Kreis Pinneberg

GAB darf in Fragen rund um Müll selbst entscheiden

Tonnen für Hausmüll, Bioabfälle und Altpapier stehen zur Entsorgung von Abfällen bereit (Symbolbild).

Tonnen für Hausmüll, Bioabfälle und Altpapier stehen zur Entsorgung von Abfällen bereit (Symbolbild).

Foto: Jens Wolf / dpa

Kreispolitik lehnt es mehrheitlich ab, Entsorger die Ermächtigung dazu zu entziehen. SPD-Fraktion übt Kritik an Beschluss.

Kreis Pinneberg.  Die Hoheit über Entscheidungen in Fragen der Müllbeseitigung bleibt im Kreis Pinneberg bei der Gesellschaft für Abfallbehandlung (GAB). Der Kreis hatte das Unternehmen, das zur Hälfte ihm und zur Hälfte dem Entsorger Remondis gehört, 2003 dazu ermächtigt. Die SPD-Kreistagsfraktion wollte nun erreichen, dass der Kreis selbst das Heft des Handelns wieder in der Hand hat. Doch mit ihrem Antrag sind die Sozialdemokraten im Ausschuss für Umwelt, Sicherheit und Ordnung an der Stimmenmehrheit von CDU und Grünen gescheitert.

Der stellvertretende SPD-Fraktionsvorsitzende Helmut Jahnke ist enttäuscht. Er sagt: „Dadurch besteht fast keine direkte Möglichkeit, auf die Abfallpolitik im Kreis Einfluss zu nehmen.“ Deutlich geworden sei das zuletzt bei der Einführung der Gelben Tonne.

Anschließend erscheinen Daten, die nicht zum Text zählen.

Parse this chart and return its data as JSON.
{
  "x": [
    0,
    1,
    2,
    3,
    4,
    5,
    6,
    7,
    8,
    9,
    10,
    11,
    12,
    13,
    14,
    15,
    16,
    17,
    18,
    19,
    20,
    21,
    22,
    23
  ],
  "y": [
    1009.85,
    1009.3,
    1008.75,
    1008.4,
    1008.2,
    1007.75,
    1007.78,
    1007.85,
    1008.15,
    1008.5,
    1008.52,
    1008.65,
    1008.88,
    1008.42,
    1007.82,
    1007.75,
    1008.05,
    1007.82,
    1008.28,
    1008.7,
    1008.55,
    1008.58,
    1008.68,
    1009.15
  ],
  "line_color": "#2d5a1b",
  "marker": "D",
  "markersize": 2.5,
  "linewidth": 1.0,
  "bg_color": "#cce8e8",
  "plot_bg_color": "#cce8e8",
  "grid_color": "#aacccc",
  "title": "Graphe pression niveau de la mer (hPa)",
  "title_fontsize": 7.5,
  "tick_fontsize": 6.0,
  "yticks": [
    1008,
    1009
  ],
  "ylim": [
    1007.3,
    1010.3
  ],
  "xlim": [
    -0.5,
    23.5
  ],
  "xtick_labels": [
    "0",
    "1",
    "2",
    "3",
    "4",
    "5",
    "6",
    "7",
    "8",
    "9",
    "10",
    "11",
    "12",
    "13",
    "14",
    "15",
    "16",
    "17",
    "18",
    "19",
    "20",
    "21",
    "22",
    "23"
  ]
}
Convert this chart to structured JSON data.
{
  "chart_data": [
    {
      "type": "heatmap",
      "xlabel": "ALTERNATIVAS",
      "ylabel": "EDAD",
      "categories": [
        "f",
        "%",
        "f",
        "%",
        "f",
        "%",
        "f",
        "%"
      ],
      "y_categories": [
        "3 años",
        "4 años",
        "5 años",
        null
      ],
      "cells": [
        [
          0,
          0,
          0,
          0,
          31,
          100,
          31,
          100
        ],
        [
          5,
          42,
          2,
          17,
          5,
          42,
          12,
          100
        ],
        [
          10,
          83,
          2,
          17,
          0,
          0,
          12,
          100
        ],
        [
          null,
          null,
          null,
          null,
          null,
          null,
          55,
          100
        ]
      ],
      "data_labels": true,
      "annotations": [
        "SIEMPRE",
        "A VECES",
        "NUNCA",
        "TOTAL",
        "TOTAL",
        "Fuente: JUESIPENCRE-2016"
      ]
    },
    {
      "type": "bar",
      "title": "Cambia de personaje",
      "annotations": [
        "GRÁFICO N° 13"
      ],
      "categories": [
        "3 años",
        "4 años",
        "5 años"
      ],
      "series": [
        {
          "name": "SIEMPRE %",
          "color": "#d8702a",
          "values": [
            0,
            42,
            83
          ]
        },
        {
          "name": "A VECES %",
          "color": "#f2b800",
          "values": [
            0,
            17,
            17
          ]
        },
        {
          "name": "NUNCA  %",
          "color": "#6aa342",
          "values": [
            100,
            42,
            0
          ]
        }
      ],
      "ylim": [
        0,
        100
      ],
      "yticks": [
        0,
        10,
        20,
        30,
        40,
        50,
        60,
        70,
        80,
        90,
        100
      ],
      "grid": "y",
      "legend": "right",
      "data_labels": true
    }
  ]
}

Wie berichtet, hatte die GAB an Privathaushalte zunächst ausschließlich 240 Liter große Sammelgefäße ausgeben wollen. Erst nach Protesten verärgerter Bürger gab es für eine verhältnismäßig kleine Gruppe die Möglichkeit, auch eine lediglich 120 Liter fassende Tonne zu bestellen. Die Kreispolitik hatte keine Möglichkeit, sich einzuschalten.

Dazu Jahnke: „Die GAB GmbH ist ein gewinnorientiertes Unternehmen. Ihr Interesse an einer möglichst kostengünstigen Abfallbeseitigung ist nicht immer deckungsgleich mit den Interessen des Kreises, für den auch weitere Belange von Bedeutung sein können.“ Sinnvoll wäre seinen Worten zufolge, im Sinne von Bürgerfreundlichkeit und Nachhaltigkeit anstatt einer Gelben Tonne eine sogenannte Wertstofftonne einzuführen, in die außer Verpackungsmüll noch weitere wiederverwendbare Stoffe gefüllt werden können. „Das Bundesumweltamt hat die Kommunen in Deutschland zur freiwilligen Einführung einer Wertstofftonne aufgefordert“, sagt Helmut Jahnke. „Offensichtlich liegt eine Wertstofftonne aber nicht im wirtschaftlichen Interesse der GAB GmbH.“ Die Gelbe Tonne durch eine Wertstofftonne ersetzen könne der Kreis nur, wenn er die Ermächtigung der GAB GmbH aufhebt.